Location: Columbia, PA, USA
Unidentified 23rd PA Soldier
(or maybe not, see comment below)
CDV by Stehman & Eberman, Lancaster
(Heritage Auctions)
Having enjoyed writing this past weekend's post about Adam C. Reinoehl--a soldier in 76th Pennsylvania "Keystone Zouaves"--I thought it would be fun and timely to draw attention to the only Zouave unit recruited in Lancaster County.  Specifically, men from the bustling Susquehanna River town of Columbia helped fill the ranks of Companies I and P, 23rd Pennsylvania, also known as "Birney's Zouaves."  They were recruited by Lieuts.
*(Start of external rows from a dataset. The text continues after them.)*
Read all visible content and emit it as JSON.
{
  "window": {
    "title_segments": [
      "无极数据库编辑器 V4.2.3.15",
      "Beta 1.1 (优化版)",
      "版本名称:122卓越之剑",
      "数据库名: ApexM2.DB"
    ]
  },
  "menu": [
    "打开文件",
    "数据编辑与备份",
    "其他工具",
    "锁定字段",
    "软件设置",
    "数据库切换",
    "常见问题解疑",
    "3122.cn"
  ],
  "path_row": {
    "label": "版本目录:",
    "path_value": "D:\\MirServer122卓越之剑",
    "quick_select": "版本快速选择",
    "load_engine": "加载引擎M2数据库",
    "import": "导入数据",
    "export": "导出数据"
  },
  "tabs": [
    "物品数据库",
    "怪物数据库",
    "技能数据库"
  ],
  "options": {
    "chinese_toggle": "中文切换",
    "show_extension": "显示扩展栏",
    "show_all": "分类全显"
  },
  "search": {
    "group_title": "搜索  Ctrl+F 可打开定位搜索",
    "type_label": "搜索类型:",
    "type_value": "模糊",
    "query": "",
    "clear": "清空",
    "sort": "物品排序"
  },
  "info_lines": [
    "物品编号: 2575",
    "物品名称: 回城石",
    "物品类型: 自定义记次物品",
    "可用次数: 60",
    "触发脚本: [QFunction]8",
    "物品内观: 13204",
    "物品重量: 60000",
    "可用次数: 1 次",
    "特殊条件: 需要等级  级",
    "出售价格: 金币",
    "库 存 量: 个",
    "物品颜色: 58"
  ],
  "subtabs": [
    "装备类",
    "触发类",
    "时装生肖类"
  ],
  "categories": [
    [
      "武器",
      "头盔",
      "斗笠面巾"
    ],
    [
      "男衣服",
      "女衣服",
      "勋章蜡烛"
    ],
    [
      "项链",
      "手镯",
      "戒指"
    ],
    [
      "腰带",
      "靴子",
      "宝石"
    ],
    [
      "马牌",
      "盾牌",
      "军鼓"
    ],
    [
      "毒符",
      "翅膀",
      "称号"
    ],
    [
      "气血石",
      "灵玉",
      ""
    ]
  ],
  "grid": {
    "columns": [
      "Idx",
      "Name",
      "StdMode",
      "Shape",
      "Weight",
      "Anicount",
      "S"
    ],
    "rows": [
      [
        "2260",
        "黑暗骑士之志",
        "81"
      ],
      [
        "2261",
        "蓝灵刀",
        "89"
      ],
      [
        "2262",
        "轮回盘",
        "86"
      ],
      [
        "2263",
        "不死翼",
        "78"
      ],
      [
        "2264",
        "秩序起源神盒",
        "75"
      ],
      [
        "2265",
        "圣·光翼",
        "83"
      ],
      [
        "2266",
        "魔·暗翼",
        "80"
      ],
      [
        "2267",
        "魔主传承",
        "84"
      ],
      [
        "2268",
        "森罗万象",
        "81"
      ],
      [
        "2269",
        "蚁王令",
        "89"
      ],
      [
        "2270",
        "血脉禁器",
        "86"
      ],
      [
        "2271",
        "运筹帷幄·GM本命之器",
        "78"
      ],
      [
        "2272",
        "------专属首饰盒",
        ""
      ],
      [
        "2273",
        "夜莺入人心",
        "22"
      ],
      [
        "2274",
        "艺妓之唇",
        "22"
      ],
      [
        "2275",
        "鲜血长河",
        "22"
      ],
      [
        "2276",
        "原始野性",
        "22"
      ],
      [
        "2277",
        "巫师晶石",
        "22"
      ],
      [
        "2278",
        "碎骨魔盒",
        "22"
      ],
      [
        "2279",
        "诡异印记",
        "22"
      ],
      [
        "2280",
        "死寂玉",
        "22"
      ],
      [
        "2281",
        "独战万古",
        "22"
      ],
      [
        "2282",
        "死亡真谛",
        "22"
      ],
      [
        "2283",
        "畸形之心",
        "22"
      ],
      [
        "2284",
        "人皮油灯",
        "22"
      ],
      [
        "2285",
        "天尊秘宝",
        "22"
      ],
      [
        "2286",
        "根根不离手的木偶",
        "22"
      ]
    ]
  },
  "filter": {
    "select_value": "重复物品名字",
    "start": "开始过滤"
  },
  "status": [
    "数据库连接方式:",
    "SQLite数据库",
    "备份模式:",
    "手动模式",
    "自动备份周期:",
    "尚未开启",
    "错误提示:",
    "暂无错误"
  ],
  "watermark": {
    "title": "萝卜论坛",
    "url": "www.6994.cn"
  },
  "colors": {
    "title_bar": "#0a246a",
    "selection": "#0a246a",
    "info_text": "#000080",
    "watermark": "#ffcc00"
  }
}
C. C. and B. F. Haldeman of Columbia, and a roster of men was published in the Columbia Spy on January 11, 1862 <link>, as well as on February 1, 1862 <link>.

The 23rd Pennsylvania fought in most of the battles with the Army of the Potomac in the war's Eastern Theater, with its severest battles being the Battle of Seven Pines (part of the Peninsula Campaign) and the Battle of Cold Harbor.  One of Columbia's boys in the company, as yet unidentified, wrote regularly to the Columbia Spy under the pen name, "Zoo-Zoo."  His letters are unique in that much of their content is squabbling with other Columbia soldiers in the 45th Pennsylvania, stationed on Hilton Head Island in early 1862.  Here's one excerpt from the January 18, 1862, while the 23rd Pennsylvania was camped near the nation's capital:
I have just finished "45's" letter in your last week's "Spy," and we cannot see what we have done that they are for everlasting slurs at us.  He ("45") says that if we were with them it would do more honor to our old town.  We might perhaps have enlisted in Company "K" of the 45th if the captain had been a native of our town, and we had known under whom we were enlisting.  As for freezing and starving we would inform them that we have plenty and more than we nee to wear and eat.  We might have turkeys and chickens too, if we would take them.  As for the "peg-topped trousers" and being called "Zoo Zoo" we would also inform them that a great many of our boys enlisted before they had seen or even knew what kind of trousers that were to get, "peg-tops" or not.  I suppose the reason that they throw their slurs is, that we are digging holes (as they call it); but I can see no difference in building forts to defend our capitol and in occupying a place after the fighting is all over.  We do not want any of their pianos or sofas as we came for "Union soldiers" not as gentlemen.  We have all been furnished with an extra blanket, and the Colonel has given us a comfort, and have now two suits, and more shirts, drawers, and stockings than we can wear.  We have also the Sibley Tent, which we have raised on logs, thus making it very comfortable.  We have never asked (as we have been accused) for anything from our Columbia friends, but we have heard that a box of stockings and globes that were to have been sent to Company "I" were sent either to the 45th or the 5th Reserve, but as they need them more than we do we do not complain as they are all used in one cause.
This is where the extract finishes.